Right now, comics are my biggest financial black hole. I’m into both American comics (more DC than Marvel) and Manga and can easily drop $40 every time I walk into a bookstore. (I have to restrain my self and tell myself I’ll buy it later on line for cheaper to avoid overspending.
Magic and comic books are my big addictions.
I used to spend more on Magic than I do now. About a year ago, I got into Magic Online where I can play against other people any time and thus no longer pay to enter weekly limited events (I suck at limited anyways.) I mostly play with fairly cheap cards, but I still drop $30 or so on them few weeks.
Right now, comics are my biggest financial black hole. I’m into both American comics (more DC than Marvel) and Manga and can easily drop $40 every time I walk into a bookstore. (I have to restrain my self and tell myself I’ll buy it later on line for cheaper to avoid overspending.
.455 I can see, but .303? :eek:
I bought 2000 rounds of surplus .303 a few years ago for about $.09/round. Decent stuff too. What is it about Australia that makes it so expensive?
I’m afraid that after graduation merely living in New York City is going to be my “expensive hobby” :o
in that I won’t have money for much else… but it’s what I want.

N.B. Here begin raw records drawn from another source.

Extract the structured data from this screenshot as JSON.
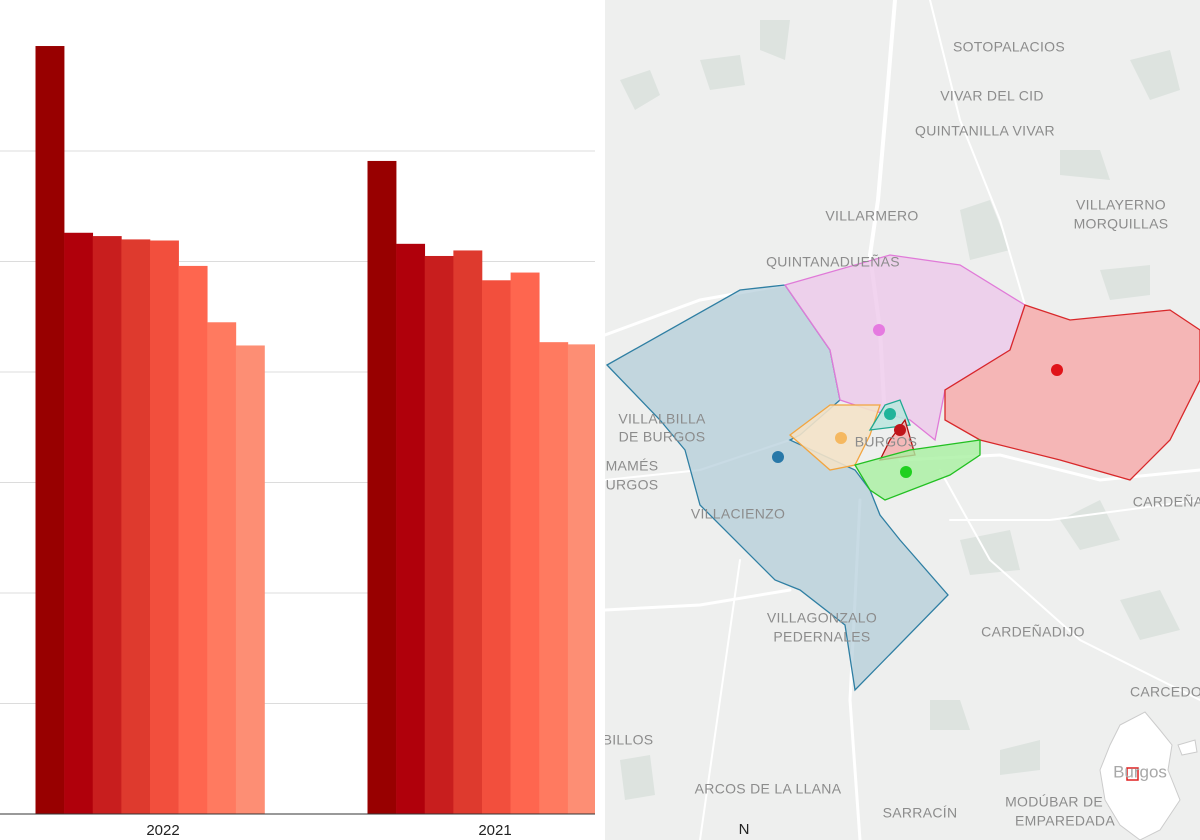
{
  "chart_data": {
    "type": "bar",
    "categories": [
      "2022",
      "2021"
    ],
    "series": [
      {
        "color": "#980000",
        "values": [
          6.95,
          5.91
        ]
      },
      {
        "color": "#b0000b",
        "values": [
          5.26,
          5.16
        ]
      },
      {
        "color": "#c81e1e",
        "values": [
          5.23,
          5.05
        ]
      },
      {
        "color": "#de3a2e",
        "values": [
          5.2,
          5.1
        ]
      },
      {
        "color": "#f24f3d",
        "values": [
          5.19,
          4.83
        ]
      },
      {
        "color": "#fe664f",
        "values": [
          4.96,
          4.9
        ]
      },
      {
        "color": "#ff7a60",
        "values": [
          4.45,
          4.27
        ]
      },
      {
        "color": "#fd8e74",
        "values": [
          4.24,
          4.25
        ]
      }
    ],
    "ylim": [
      0,
      7
    ],
    "yticks": [
      1,
      2,
      3,
      4,
      5,
      6
    ],
    "grid": true
  },
  "map": {
    "labels": [
      [
        "SOTOPALACIOS"
      ],
      [
        "VIVAR DEL CID"
      ],
      [
        "QUINTANILLA VIVAR"
      ],
      [
        "VILLAYERNO",
        "MORQUILLAS"
      ],
      [
        "VILLARMERO"
      ],
      [
        "QUINTANADUEÑAS"
      ],
      [
        "VILLALBILLA",
        "DE BURGOS"
      ],
      [
        "BURGOS"
      ],
      [
        "MAMÉS",
        "URGOS"
      ],
      [
        "VILLACIENZO"
      ],
      [
        "CARDEÑA"
      ],
      [
        "VILLAGONZALO",
        "PEDERNALES"
      ],
      [
        "CARDEÑADIJO"
      ],
      [
        "CARCEDO"
      ],
      [
        "BILLOS"
      ],
      [
        "ARCOS DE LA LLANA"
      ],
      [
        "SARRACÍN"
      ],
      [
        "MODÚBAR DE LA",
        "EMPAREDADA"
      ]
    ],
    "inset_label": "Burgos",
    "north": "N"
  }
}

Sure! I could talk about juggling all day
I’ve talked about my hobby before. In the eight years I’ve been driving on track, I’ve spent over $46,000 for 100 track days. So for event registration, travel, equipment, maintenance, parts, and so forth, I pay an average of almost $500 a day for 12-18 track days a year. I’d be paying more if I weren’t instructing, and thereby getting a lot of my track time for free. I’d probably pay a lot more if I were actually racing.
BTW, that figure doesn’t include the cost of the three cars I’ve used on track, the Miata ($14,000), the Porsche 944 Turbo ($12,000), and the Nissan 350Z ($36,000). Or the insurance (about $600/year). So well over $110,000 for 100 track days and eight years of entertainment. Not quite as expensive as flying a helicopter, I guess. But a little pricier than knitting.
Photography (new hobby - Canon body, but now looking to upgrade the lenses). Also perhaps looking to buy a movie camera… and FinalCut Pro, which is the REAL reason for wanting the new camera. It’s fantastic.
Music:
Guitars - Martin and Tanglewood acoustics, Ibanez hollowbody, Strat electric. Need better amps and more effects. And I’d like a decent bass.
Keyboards - Korg Triton. Wish somebody would show me how to use it properly. Bought it for a band audition, then they decided they didn’t need a keyboard player.
Obviously, my REAL hobby is buying expensive stuff which I fairly quickly lose interest in. I should just go back to reading.
Used to be vintage reed instruments, until I got enough.
Now it’s hats, second hand clothing (a pick-up from years ago), and cynicism. Cynicism has cost me fortunes.